Konuşa konuşa geliştirdiğimiz mimarlık yüksek lisans programını Bilgi’ye anlatmış ve sıradışı bir kararla mimarlık fakültesi olmayan bir okulda Bilgi Üniversitesi Mimarlık Yüksek Lisans Programı’nı açabilmiştik. Tasarıma dönük, tezsiz, projeli bir programdı ve ilk kez deneniyordu. Öteden beri aklımızda olan dört yıllık lisans eğitiminin ‘mimarlık yapmak’ için yetersizliğini iki yıllık bir “graduate” ile giderebilirdik. Konuyla ilgili çok kişinin katıldığı tartışmalarla ayrıntılı bir biçimde geliştirilen, Tansel Korkmaz’ın katkılarıyla disiplinli bir biçimde ayrıntılı olarak yazılan program hepimizi heyecanlandıran bir sonuç ürüne dönüşmüştü. İhsan’ın her zaman ve ısrarla dediği gibi, tabii ki süreç çok önemliydi ama bu kez sonuç çok daha önemli bir boyuta gelmişti. Program direktörü -doğal olarak- İhsan’dı. Mimarlık lisans programı açılana kadar da her şey çok iyiydi, sonra işler sarpa sardı… Yönetici olmakla hoca olmak arasında sıkıştığı zamanlar olduğunu görüyordum ama -kendine göre- gerek duymadığı konuları konuşmaya/tartışmaya hiç yatkın olmadığı için tam olarak ne olduğunu bildiğim de söylenemez. Tartışmalardan çok sıkıldığında işaret parmağıyla masayı göstererek, şaka yollu bir buyrukla “konuşma, yap!” derdi. “Söylediklerine inanmadığımda bile sana inanıyorum” der ve ikiletmeden yapardım. 

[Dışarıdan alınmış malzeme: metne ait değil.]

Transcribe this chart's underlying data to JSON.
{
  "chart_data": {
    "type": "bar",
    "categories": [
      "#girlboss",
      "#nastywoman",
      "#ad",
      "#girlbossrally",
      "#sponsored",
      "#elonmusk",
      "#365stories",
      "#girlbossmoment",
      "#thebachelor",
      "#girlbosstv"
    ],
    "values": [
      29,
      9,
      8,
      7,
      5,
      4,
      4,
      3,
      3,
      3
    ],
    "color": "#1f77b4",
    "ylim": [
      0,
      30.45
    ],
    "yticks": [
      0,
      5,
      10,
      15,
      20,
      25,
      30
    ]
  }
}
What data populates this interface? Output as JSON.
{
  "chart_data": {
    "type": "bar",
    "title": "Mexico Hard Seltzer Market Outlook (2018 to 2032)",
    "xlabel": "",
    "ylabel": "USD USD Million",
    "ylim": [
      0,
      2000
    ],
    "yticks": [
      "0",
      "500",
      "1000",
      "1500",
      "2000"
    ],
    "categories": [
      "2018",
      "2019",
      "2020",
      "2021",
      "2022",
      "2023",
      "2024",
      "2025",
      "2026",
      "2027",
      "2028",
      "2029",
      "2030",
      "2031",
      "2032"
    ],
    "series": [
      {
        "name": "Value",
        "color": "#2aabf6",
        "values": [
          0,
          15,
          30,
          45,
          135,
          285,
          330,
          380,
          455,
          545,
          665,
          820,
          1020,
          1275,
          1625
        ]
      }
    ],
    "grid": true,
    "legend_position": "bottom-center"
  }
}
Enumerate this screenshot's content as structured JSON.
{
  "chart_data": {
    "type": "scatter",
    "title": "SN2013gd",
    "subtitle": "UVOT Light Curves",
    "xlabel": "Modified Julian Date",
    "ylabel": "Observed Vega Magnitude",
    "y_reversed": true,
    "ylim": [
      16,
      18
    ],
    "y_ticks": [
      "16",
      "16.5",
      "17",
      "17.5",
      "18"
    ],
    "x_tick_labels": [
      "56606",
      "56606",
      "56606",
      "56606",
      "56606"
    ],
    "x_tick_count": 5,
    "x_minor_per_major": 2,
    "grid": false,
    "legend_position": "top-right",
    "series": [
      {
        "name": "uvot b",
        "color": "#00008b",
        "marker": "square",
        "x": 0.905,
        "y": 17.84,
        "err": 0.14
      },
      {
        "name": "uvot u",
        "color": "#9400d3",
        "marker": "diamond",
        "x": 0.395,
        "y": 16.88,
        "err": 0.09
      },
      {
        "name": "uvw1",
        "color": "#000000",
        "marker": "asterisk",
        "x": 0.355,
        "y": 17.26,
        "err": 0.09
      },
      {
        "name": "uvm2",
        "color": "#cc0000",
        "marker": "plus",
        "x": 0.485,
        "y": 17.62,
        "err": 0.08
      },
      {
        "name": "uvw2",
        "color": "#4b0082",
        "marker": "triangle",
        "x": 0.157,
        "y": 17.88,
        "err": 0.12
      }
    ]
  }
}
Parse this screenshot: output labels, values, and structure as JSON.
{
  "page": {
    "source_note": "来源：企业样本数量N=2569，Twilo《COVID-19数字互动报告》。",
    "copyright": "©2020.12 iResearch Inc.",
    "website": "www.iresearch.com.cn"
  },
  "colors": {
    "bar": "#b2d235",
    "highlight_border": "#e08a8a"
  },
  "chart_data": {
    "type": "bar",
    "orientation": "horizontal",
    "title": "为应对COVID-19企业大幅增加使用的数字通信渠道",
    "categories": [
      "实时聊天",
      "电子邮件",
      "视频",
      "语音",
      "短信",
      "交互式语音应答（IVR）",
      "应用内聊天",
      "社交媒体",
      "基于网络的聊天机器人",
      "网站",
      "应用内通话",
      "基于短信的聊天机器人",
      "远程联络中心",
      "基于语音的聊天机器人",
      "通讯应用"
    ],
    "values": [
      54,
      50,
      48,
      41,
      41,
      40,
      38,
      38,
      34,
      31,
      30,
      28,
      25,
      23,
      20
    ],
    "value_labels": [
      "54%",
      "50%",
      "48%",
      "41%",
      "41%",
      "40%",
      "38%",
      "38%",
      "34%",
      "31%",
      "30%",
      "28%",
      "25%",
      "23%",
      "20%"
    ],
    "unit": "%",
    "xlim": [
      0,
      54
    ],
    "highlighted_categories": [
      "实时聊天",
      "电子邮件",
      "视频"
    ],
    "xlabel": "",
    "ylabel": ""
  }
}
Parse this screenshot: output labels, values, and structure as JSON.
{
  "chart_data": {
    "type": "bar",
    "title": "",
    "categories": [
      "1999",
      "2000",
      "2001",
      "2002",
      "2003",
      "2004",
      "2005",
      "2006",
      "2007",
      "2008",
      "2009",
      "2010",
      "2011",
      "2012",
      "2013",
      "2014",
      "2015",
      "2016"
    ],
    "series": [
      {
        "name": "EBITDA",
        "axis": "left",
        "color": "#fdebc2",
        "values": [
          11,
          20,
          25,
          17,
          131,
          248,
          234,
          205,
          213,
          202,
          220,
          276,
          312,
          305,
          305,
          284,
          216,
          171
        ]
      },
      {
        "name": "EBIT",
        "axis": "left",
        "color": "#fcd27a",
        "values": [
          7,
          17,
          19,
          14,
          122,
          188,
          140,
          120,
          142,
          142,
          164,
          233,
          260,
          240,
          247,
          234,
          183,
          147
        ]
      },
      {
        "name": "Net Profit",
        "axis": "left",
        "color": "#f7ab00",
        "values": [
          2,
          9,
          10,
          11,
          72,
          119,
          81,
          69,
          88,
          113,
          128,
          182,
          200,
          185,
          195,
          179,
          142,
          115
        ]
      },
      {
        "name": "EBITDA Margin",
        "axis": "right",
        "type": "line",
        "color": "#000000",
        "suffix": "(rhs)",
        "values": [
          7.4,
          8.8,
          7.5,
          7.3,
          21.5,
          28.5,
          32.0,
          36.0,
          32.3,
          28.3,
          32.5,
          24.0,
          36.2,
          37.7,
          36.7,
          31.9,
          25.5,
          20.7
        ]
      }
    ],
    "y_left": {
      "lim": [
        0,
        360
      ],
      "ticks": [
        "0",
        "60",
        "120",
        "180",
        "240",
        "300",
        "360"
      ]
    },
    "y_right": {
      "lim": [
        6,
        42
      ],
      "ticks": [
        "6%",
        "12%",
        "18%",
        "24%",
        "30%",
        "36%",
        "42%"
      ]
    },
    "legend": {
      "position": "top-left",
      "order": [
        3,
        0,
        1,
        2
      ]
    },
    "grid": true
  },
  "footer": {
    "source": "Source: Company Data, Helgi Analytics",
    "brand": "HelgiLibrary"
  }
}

Son zamanlarda diyalektik dediğimde irkilip tepki gösteriyordu ama buna rağmen oluruna koyduğu işlere bile tersinden bakmak gibi bir alışkanlığı vardı. Belki Adorno gibi, diyalektiği olumlayıcı özünden uzaklaştırarak “negatif diyalektik” demeli İhsan’dan söz ederken. Çünkü iki aykırı şeyin bir senteze varmadan (da)  -çelişik olsalar bile- bir arada olabileceklerine dair eleştirel inancı çok güçlüydü -kendi deyimiyle- “sol liberter” İhsan Bilgin’in. 

Hep biliyordum ama yine de varlığının ne kadar önemli olduğunu şimdi, yokluğuyla oluşan boşluğu yaşadıkça çok daha iyi anlıyorum. Devri daim olsun…

Bu yazı K24’te yer aldıktan sonra YAPI Dergisi’nin isteği üzerine gözden geçirilerek yeniden yazılmıştır.